Last year Anthropic settled a $1.5 billion lawsuit with authors and publishers who alleged that it used copyrighted books without permission. OpenAI is also facing multiple high-stakes lawsuits from news organizations, authors, artists and private individuals. It is argued that OpenAI’s extensive web scraping violated copyright law, privacy rights and terms of service agreements.
OpenAI has defended itself by invoking the “fair use” doctrine under US copyright law, arguing that training AI models on publicly accessible internet data constitutes a transformative use. The company has also entered into licensing agreements with certain organizations and introduced opt-out mechanisms for publishers.
In this light, the dispute over distillation begins to resemble a hall of mirrors. Chinese firms are accused of extracting intelligence from American AI models. American firms, in turn, are accused of extracting intelligence from the open web, often without explicit permission. The central difference may lie less in the act of extraction than in who is extracting from whom.
Distillation versus scraping
The controversy raises a fundamental question: when does learning become theft?

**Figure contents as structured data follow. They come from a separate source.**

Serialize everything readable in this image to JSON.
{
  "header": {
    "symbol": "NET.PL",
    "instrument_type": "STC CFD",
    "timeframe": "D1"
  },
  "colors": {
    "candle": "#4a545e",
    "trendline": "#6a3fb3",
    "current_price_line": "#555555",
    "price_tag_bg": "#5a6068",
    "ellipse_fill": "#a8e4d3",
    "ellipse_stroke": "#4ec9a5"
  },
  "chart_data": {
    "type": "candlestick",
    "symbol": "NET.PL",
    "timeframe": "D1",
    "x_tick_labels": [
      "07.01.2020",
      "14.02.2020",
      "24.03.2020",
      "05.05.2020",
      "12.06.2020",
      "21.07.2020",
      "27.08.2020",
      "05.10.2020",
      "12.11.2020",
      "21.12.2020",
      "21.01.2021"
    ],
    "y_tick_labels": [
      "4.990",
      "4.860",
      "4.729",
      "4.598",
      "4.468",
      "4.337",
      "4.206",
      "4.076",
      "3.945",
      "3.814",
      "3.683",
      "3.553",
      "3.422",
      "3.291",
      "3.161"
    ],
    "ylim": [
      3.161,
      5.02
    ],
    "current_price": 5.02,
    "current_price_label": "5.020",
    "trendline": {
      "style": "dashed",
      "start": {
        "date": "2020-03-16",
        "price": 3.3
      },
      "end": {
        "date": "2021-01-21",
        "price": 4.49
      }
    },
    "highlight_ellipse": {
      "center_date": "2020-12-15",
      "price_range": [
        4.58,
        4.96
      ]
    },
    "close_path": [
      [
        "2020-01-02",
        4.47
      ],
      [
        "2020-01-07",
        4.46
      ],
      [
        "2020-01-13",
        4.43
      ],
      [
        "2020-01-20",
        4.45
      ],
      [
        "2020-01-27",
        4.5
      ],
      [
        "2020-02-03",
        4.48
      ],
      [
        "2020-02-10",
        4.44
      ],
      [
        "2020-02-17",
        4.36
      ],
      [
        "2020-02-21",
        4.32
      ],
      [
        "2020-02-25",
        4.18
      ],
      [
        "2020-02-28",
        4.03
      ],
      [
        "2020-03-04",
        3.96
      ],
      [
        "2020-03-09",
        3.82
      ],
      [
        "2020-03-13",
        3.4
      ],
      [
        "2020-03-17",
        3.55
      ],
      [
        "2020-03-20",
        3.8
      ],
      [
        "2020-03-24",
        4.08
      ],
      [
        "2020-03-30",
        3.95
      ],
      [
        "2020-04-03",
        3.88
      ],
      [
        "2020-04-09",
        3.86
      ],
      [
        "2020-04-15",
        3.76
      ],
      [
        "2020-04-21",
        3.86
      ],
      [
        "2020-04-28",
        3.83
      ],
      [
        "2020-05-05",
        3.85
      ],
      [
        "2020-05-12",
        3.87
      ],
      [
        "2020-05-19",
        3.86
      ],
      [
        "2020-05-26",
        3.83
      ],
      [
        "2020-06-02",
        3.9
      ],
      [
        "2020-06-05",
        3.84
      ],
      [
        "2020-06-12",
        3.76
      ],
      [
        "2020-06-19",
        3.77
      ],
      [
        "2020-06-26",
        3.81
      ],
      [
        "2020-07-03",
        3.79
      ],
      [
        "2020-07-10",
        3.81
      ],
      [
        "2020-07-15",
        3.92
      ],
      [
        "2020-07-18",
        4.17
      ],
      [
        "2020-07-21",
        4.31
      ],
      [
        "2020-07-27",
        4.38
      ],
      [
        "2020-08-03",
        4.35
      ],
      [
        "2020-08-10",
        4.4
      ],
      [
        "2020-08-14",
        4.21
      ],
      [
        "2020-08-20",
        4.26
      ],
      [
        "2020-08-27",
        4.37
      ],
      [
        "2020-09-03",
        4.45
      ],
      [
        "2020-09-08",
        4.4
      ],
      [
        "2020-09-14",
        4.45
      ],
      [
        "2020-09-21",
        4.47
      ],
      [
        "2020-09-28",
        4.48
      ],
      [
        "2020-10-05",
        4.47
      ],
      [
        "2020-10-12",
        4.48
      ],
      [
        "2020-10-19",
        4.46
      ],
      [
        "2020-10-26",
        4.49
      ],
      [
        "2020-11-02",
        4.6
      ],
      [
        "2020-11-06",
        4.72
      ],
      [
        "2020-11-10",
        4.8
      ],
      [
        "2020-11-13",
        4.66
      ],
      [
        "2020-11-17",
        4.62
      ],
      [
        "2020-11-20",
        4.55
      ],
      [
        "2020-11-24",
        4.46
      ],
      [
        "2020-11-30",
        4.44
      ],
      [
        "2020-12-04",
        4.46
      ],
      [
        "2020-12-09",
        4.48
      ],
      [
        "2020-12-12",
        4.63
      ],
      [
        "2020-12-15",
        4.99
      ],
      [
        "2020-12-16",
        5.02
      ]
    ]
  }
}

Distillation between models can be seen as analogous to reverse engineering, benchmarking or even competitive analysis which are long-standing practices in technology industries. However, the scale described by Anthropic — tens of millions of exchanges across thousands of accounts — suggests automation designed specifically to harvest capabilities.
On the other hand, web scraping for training data has been foundational to the rise of large language models. The distinction between “publicly accessible” and “publicly licensed” remains legally unsettled. Courts are still grappling with whether mass data ingestion for AI training is protected under fair use or constitutes infringement.

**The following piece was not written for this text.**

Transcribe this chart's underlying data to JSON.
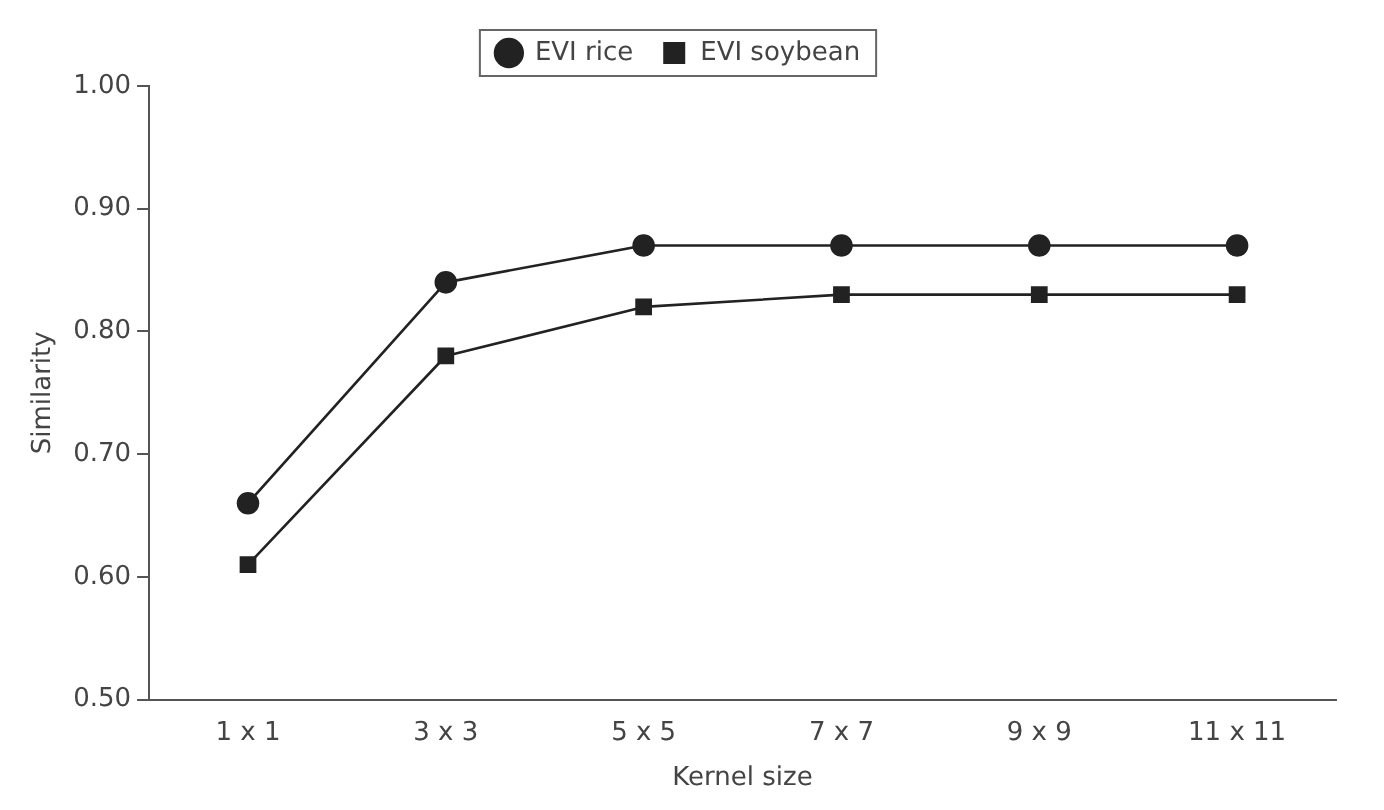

Many expect copyright law to undergo reinterpretation in the AI era. If scraping public text for training is eventually restricted, the business models of many leading AI firms would face significant disruption. Conversely, if distillation across competing models becomes normalised, the economic moat around frontier AI systems could erode rapidly.
The great AI heist
The phrase “AI heist” captures the atmosphere of suspicion now surrounding the global AI race. American firms accuse Chinese competitors of siphoning capabilities. Chinese firms are suspected of circumventing hardware export controls. American companies face lawsuits alleging they built their own systems on unlicensed data. And tech leaders like Elon Musk openly challenge the moral authority of those raising alarms.
At stake is not only commercial dominance but strategic advantage. Frontier AI systems are increasingly viewed as dual-use technologies with implications for cyber operations, surveillance and information warfare. In that context, the question of who trains on whose data becomes inseparable from national power.
The AI revolution was built on open research, shared papers and publicly available data. Now, as models approach ever more powerful capabilities, the ecosystem is hardening into guarded fortresses.